Future of Pandemic Prevention and Response CCC Workshop Report
- URL: http://arxiv.org/abs/2403.00096v1
- Date: Thu, 29 Feb 2024 19:54:22 GMT
- Title: Future of Pandemic Prevention and Response CCC Workshop Report
- Authors: David Danks, Rada Mihalcea, Katie Siek, Mona Singh, Brian Dixon, and
Haley Griffin
- Abstract summary: 2-day workshop brought together researchers and practitioners in healthcare, computer science, and social sciences.
attendees discussed how the COVID-19 pandemic amplified gaps in our health and computing systems.
Three major computing themes emerged from the workshop: models, data, and infrastructure.
- Score: 20.088513810701762
- License: http://creativecommons.org/licenses/by/4.0/
- Abstract: This report summarizes the discussions and conclusions of a 2-day
multidisciplinary workshop that brought together researchers and practitioners
in healthcare, computer science, and social sciences to explore what lessons
were learned and what actions, primarily in research, could be taken. One
consistent observation was that there is significant merit in thinking not only
about pandemic situations, but also about peacetime advances, as many
healthcare networks and communities are now in a perpetual state of crisis.

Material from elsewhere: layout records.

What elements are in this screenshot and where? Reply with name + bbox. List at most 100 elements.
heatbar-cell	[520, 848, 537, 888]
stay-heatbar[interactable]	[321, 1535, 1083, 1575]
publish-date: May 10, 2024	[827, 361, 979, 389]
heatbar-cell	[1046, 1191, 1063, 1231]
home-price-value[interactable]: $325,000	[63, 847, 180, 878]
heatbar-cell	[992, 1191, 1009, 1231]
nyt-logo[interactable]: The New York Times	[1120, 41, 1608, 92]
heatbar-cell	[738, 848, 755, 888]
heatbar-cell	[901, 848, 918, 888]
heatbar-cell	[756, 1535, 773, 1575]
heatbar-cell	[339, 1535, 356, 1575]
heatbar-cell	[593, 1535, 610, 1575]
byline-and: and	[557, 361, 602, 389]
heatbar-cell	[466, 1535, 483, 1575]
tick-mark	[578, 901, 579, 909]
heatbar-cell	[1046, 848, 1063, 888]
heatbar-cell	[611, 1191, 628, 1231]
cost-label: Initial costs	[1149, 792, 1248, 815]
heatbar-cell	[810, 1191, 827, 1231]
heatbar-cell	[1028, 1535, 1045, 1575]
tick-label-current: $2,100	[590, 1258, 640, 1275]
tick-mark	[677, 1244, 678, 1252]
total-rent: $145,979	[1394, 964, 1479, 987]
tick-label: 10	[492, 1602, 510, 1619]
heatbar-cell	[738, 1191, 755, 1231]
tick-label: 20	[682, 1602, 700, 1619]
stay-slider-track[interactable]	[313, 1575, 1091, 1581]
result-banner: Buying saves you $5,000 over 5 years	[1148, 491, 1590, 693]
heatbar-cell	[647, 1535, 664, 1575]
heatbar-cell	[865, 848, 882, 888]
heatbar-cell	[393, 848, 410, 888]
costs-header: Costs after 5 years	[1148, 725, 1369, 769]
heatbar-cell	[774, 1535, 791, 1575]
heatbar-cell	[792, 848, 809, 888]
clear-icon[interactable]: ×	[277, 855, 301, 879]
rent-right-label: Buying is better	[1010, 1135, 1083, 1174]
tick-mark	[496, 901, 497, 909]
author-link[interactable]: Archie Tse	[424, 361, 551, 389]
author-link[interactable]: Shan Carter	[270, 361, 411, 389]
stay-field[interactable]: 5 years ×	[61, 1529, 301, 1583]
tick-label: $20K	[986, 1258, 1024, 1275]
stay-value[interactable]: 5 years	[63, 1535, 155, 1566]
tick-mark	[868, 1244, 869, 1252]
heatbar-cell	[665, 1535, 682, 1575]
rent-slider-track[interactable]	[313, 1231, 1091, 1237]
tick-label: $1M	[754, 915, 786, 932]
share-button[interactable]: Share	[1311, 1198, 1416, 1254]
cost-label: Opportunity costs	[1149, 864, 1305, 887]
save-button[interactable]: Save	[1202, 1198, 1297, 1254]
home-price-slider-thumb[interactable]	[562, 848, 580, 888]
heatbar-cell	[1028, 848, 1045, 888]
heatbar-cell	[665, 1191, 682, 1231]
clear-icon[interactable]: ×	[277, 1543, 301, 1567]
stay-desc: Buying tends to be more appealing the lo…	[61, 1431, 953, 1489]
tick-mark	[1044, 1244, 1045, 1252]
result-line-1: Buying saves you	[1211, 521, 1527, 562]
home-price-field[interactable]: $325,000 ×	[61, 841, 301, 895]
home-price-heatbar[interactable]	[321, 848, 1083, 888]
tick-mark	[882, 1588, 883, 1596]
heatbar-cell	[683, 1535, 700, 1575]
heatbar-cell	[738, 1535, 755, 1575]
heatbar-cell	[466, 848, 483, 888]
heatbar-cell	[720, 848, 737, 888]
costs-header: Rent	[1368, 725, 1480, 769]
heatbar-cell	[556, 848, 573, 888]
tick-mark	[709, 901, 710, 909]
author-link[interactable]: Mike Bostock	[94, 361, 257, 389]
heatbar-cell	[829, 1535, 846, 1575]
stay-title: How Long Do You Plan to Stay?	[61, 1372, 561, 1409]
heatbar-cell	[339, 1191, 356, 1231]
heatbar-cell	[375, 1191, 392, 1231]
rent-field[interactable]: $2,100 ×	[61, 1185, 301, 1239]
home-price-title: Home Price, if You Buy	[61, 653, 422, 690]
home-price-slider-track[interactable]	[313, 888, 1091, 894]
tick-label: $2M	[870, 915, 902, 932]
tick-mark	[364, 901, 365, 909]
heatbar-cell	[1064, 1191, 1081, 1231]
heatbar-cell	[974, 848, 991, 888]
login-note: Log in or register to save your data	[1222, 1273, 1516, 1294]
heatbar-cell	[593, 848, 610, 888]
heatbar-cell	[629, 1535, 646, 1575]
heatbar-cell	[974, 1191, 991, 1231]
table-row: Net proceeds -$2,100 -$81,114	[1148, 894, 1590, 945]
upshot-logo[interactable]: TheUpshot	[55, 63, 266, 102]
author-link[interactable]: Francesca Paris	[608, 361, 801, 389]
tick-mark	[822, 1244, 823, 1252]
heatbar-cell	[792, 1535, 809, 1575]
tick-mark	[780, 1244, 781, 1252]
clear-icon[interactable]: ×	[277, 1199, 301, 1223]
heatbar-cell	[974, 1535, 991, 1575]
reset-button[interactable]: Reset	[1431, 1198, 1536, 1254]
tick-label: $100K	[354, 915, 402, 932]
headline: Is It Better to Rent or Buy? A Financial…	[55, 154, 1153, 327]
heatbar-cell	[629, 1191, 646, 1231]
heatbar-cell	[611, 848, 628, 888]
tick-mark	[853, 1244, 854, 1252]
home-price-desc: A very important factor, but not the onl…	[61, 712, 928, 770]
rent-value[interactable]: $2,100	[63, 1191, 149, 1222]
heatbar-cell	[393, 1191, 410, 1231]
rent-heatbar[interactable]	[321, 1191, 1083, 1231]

Attendees discussed how the COVID-19 pandemic amplified gaps in our health and
computing systems, and how current and future computing technologies could fill
these gaps and improve the trajectory of the next pandemic.
Three major computing themes emerged from the workshop: models, data, and
infrastructure. Computational models are extremely important during pandemics,
from anticipating supply needs of hospitals, to determining the care capacity
of hospital and social service providers, to projecting the spread of the
disease. Accurate, reliable models can save lives, and inform community leaders
on policy decisions. Health system users require accurate, reliable data to
achieve success when applying models. This requires data and measurement
standardization across health care organizations, modernizing the data
infrastructure, and methods for ensuring data remains private while shared for
model development, validation, and application. Finally, many health care
systems lack the data, compute, and communication infrastructures required to
build models on their data, use those models in ordinary operations, or even to
reliably access their data. Robust and timely computing research has the
potential to better support healthcare works to save lives in times of crisis
(e.g., pandemics) and today during relative peacetime.